Hanya Hasilkan 4 RUU, Kinerja Legislasi DPR Disebut ‘Kemalasan Terlembaga'
Berita

Hanya Hasilkan 4 RUU, Kinerja Legislasi DPR Disebut ‘Kemalasan Terlembaga'

Hingga Juli, tercatat DPR hanya mampu merampungkan 4 RUU prioritas Prolegnas 2018. Selanjutnya, Presiden mengirimkan surat agar pembahasan RUU Sumber Daya Air dan RUU tentang Perubahan atas UU Nomor 4 Tahun 2009 tentang Pertambangan Mineral dan Batubara dapat segera dilakukan pembahasan dengan menunjuk menteri terkait sebagai perwakilan pemerintah.

Rofiq Hidayat
Bacaan 2 Menit

 

Ketiga, RUU tentang Perubahan atas Undang-Undang Nomor 20 Tahun 1997 tentang Penerimaan Negara Bukan Pajak (PNBP). Menurutnya, UU PNBP tersebut memberi perlindungan dan keberpihakan terhadap rakyat dengan pemberian tarif 0 persen dalam pelayanan kesehatan, pendidikan, administrasi umum dan lainnya. Strategi eksploitasi sumber daya alam pun disesuaikan dengan optimalisasi penerimaan negara berdasarkan tingkat harga yang berlaku. Dengan begitu, dapat menentukan waktu yang tepat dalam rangka mengeksploitasi dan menjadi cadangan masa depan. 

 

Sementara dua RUU kumulatif terbuka yakni RUU tentang Pengesahan Persetujuan antara Pemerintah Republik Indonesia dan Pemerintah Republik Korea tentang Kerja Sama di Bidang Pertahanan. Kemudian, RUU tentang Pertanggungjawaban atas Pelaksanaan APBN Tahun Anggaran 2017. “Mari kita sosialisasikan Undang-Undang tersebut kepada seluruh masyarakat,” harapnya.

 

Terpisah, peneliti Forum Masyarakat Perduli Parlemen Indonesia (Formappi) Lucius Karius  berpandangan dengan disahkan dari daftar prioritas, maka secara keseluruhan sepanjang 2018 DPR telah membukukan 4 UU dalam tiga masa sidang. Selain ketiga RUU yang telah disahkan menjadi UU, ditambah Revisi UU MPR, DPR, DPD, DPRD (MD3) yang telah disahkan sebelumnya menjadi UU pada Februari lalu.

 

“Jumlah 4 UU baru dari 50 yang menjadi target keseluruhan prioritas 2018 tentu bukan angka yang menggembirakan atau membanggakan. Jika dibuatkan dalam prosentase, maka DPR baru mencatat capaian legislasi sebesar 8 persen.

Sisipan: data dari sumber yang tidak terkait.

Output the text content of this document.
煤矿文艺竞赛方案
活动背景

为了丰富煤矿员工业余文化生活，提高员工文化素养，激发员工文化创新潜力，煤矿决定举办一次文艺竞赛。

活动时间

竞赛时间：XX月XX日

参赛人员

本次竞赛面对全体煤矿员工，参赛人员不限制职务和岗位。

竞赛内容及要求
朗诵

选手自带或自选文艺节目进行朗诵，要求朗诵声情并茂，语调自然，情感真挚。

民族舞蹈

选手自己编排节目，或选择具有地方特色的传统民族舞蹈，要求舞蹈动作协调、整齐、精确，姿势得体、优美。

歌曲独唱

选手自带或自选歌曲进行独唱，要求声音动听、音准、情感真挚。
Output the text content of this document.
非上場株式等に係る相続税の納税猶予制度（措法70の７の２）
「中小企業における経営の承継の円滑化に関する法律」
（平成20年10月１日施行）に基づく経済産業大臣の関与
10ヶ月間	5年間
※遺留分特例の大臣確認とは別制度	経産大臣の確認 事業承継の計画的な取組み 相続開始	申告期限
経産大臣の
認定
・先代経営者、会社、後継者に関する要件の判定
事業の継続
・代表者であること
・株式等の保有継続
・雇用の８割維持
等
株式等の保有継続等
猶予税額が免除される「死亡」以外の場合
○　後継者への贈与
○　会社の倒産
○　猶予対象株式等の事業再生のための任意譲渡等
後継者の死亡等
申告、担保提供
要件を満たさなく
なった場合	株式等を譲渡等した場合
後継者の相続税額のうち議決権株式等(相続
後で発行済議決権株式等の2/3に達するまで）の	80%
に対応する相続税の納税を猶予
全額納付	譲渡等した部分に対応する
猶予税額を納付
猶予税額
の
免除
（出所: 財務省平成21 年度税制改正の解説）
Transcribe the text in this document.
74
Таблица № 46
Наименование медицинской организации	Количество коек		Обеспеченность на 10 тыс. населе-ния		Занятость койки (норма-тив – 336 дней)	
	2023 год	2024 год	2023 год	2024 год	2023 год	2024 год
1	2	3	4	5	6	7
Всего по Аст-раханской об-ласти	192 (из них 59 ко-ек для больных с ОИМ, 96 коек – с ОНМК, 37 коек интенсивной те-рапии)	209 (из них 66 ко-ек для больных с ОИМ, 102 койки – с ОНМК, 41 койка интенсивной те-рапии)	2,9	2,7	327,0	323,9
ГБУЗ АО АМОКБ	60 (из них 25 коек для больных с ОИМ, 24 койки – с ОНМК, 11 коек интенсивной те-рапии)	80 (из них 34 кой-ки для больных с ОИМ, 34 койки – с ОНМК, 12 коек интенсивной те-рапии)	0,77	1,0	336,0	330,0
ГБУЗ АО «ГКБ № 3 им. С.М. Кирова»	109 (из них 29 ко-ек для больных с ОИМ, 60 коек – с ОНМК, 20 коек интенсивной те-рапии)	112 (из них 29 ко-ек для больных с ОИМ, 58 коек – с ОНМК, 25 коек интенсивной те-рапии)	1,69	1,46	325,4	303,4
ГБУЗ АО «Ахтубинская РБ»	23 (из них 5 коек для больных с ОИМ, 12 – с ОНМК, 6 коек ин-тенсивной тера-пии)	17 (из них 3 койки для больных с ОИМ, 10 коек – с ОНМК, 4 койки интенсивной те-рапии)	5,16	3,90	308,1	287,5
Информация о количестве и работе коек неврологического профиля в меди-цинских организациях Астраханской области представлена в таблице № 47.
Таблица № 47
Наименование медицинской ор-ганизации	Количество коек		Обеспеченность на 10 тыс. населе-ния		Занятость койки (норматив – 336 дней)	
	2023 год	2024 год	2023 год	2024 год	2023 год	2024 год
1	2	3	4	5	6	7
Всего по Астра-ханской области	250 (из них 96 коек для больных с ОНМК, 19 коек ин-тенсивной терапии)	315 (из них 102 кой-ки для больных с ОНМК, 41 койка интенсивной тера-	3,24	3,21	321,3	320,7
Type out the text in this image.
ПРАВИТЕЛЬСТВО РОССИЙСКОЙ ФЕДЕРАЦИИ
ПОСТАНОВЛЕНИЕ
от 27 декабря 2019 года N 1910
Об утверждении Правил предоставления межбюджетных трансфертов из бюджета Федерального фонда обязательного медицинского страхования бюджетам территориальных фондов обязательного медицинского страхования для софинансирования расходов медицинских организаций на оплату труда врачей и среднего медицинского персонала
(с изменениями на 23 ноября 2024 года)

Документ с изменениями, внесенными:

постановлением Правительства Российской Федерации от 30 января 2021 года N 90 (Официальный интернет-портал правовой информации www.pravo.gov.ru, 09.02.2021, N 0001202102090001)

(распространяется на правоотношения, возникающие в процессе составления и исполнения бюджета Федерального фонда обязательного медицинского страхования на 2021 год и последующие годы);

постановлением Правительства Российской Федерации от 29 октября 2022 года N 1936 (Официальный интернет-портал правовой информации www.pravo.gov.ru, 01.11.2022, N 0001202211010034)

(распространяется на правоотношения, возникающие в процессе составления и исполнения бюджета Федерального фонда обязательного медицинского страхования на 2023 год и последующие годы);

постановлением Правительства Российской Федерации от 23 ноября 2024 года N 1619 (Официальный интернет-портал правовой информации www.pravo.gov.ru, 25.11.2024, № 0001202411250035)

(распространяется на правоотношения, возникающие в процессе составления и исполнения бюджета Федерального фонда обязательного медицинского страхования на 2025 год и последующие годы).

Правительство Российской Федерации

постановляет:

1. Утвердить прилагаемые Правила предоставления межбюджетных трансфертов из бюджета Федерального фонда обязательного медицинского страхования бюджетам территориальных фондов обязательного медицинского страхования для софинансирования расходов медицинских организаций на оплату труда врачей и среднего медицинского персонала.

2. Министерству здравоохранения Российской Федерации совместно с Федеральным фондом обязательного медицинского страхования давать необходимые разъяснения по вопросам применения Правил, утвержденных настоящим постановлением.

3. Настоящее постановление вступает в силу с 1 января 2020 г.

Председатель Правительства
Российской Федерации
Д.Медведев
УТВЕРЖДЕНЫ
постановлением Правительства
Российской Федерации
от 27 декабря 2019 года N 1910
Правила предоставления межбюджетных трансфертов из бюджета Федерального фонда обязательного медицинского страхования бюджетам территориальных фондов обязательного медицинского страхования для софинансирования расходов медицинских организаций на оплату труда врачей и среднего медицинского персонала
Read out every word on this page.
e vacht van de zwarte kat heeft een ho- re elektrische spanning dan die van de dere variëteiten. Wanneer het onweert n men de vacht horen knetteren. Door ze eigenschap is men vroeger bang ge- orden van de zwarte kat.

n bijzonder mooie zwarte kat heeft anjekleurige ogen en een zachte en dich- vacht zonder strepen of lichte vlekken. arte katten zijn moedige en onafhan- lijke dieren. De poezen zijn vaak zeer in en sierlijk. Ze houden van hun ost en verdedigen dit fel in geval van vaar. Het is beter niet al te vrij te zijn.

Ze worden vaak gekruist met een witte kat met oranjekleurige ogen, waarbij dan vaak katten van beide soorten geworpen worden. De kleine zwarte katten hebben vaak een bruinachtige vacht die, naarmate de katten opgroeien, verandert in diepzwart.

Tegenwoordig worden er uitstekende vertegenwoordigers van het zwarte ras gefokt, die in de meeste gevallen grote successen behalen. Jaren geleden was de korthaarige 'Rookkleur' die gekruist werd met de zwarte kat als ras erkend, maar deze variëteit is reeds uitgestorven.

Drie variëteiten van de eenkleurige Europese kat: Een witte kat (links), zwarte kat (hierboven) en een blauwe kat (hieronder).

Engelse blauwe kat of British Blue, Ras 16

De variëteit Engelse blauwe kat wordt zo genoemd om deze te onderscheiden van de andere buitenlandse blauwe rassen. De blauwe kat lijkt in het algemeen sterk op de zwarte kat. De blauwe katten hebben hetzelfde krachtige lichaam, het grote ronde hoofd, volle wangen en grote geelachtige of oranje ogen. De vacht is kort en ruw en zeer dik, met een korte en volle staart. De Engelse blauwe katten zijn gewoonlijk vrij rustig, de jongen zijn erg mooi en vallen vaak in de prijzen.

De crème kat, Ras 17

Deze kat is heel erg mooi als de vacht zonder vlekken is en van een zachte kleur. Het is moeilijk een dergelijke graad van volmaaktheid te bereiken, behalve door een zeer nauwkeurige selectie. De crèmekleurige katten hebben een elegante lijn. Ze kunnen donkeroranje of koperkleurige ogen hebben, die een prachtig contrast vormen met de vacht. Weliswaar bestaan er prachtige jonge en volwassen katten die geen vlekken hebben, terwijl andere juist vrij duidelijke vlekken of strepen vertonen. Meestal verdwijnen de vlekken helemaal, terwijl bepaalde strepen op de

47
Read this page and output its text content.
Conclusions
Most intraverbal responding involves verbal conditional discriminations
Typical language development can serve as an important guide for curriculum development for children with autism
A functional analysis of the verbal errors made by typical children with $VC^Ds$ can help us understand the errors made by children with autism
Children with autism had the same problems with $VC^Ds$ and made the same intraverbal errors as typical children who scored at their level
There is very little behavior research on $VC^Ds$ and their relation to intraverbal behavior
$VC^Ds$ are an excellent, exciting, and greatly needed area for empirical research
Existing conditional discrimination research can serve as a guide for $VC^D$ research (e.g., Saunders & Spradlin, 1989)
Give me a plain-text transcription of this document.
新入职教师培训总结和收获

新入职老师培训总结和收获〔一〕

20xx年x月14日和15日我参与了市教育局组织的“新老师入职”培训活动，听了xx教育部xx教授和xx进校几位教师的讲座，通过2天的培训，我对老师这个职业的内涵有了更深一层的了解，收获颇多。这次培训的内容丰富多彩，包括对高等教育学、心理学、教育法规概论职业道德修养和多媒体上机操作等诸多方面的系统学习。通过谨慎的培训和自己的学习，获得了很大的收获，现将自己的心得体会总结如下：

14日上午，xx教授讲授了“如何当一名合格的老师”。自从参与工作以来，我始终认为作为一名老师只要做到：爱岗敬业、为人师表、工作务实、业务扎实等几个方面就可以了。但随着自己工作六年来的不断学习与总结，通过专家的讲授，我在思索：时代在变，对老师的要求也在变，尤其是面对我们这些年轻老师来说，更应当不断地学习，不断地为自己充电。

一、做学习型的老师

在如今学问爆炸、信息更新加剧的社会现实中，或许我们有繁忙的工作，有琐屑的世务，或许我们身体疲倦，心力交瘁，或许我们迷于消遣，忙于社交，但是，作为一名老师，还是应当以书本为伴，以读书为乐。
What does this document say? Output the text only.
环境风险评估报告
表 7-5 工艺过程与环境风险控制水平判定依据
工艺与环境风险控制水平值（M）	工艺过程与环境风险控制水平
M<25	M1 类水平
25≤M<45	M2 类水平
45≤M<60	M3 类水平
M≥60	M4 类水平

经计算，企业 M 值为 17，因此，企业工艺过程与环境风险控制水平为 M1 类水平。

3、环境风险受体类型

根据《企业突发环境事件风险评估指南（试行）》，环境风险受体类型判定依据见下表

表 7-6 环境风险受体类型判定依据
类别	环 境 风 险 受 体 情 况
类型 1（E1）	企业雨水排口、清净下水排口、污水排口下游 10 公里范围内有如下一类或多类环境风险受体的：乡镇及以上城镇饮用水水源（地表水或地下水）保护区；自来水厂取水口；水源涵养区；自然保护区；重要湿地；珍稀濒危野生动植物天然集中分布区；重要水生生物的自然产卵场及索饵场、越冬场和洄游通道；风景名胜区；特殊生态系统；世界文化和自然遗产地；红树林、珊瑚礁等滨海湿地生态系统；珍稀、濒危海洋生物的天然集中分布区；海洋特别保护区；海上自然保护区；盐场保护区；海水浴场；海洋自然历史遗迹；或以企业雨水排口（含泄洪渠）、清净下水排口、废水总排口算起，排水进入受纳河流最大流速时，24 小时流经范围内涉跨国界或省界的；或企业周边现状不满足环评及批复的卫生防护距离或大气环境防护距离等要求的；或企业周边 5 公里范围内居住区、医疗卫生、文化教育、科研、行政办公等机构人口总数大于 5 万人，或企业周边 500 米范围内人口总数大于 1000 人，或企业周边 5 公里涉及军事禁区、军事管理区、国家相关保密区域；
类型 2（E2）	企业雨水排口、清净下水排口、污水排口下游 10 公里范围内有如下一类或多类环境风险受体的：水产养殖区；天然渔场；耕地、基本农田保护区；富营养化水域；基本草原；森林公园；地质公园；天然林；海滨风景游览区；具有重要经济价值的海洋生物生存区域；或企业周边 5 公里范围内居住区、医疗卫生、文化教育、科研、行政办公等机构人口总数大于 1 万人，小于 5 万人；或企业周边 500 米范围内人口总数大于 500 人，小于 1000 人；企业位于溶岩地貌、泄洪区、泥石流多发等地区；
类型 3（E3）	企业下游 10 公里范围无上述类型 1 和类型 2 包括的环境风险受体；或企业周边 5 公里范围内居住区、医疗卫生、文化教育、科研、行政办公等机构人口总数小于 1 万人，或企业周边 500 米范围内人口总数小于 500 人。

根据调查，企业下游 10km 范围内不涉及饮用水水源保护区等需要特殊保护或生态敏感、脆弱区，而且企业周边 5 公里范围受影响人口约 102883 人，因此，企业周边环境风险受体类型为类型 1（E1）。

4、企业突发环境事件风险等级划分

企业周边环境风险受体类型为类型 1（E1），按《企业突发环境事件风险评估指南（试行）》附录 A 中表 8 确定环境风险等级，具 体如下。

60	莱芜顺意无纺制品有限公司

Jadi masih sangat, sangat rendah,” ujarnya.

 

Menurutnya, DPR periode 2014-2019 yang kerap mendapat presentasi rendah menjadi lumrah. Namun demikian, 3 RUU yang disahkan pada masa persidangan V dipandang lebih banyak hasil akumulasi pembahasan panjang sejak beberapa masa sidang sebelumnya, bahkan tahun sebelumnya.

 

Tidak komitmen dan fokus

Lebih lanjut, Lucius berpendapat bila DPR memegang komitmen dan fokus dalam menyelesaikan RUU prioritas Prolegnas, setidaknya proses pembahasan setiap RUU akan lebih efektif. Apalagi, banyak RUU yang tidak kelar di periode DPR sebelumnya. RUU tentang Larangan Minuman Beralkohol dan RKUHP misalnya.

 

Menurutnya, kebiasaan menunda proses akhir pembahasan membuat DPR tak pernah sanggup mengukir prestasi gemilang dalam bidang legislasi. Persoalan ini, kata Lucius, DPR kerap memanfaatkan bunyi peraturan yang membolehkan DPR memperpanjang proses pembahasan tanpa limitasi waktu yang tegas.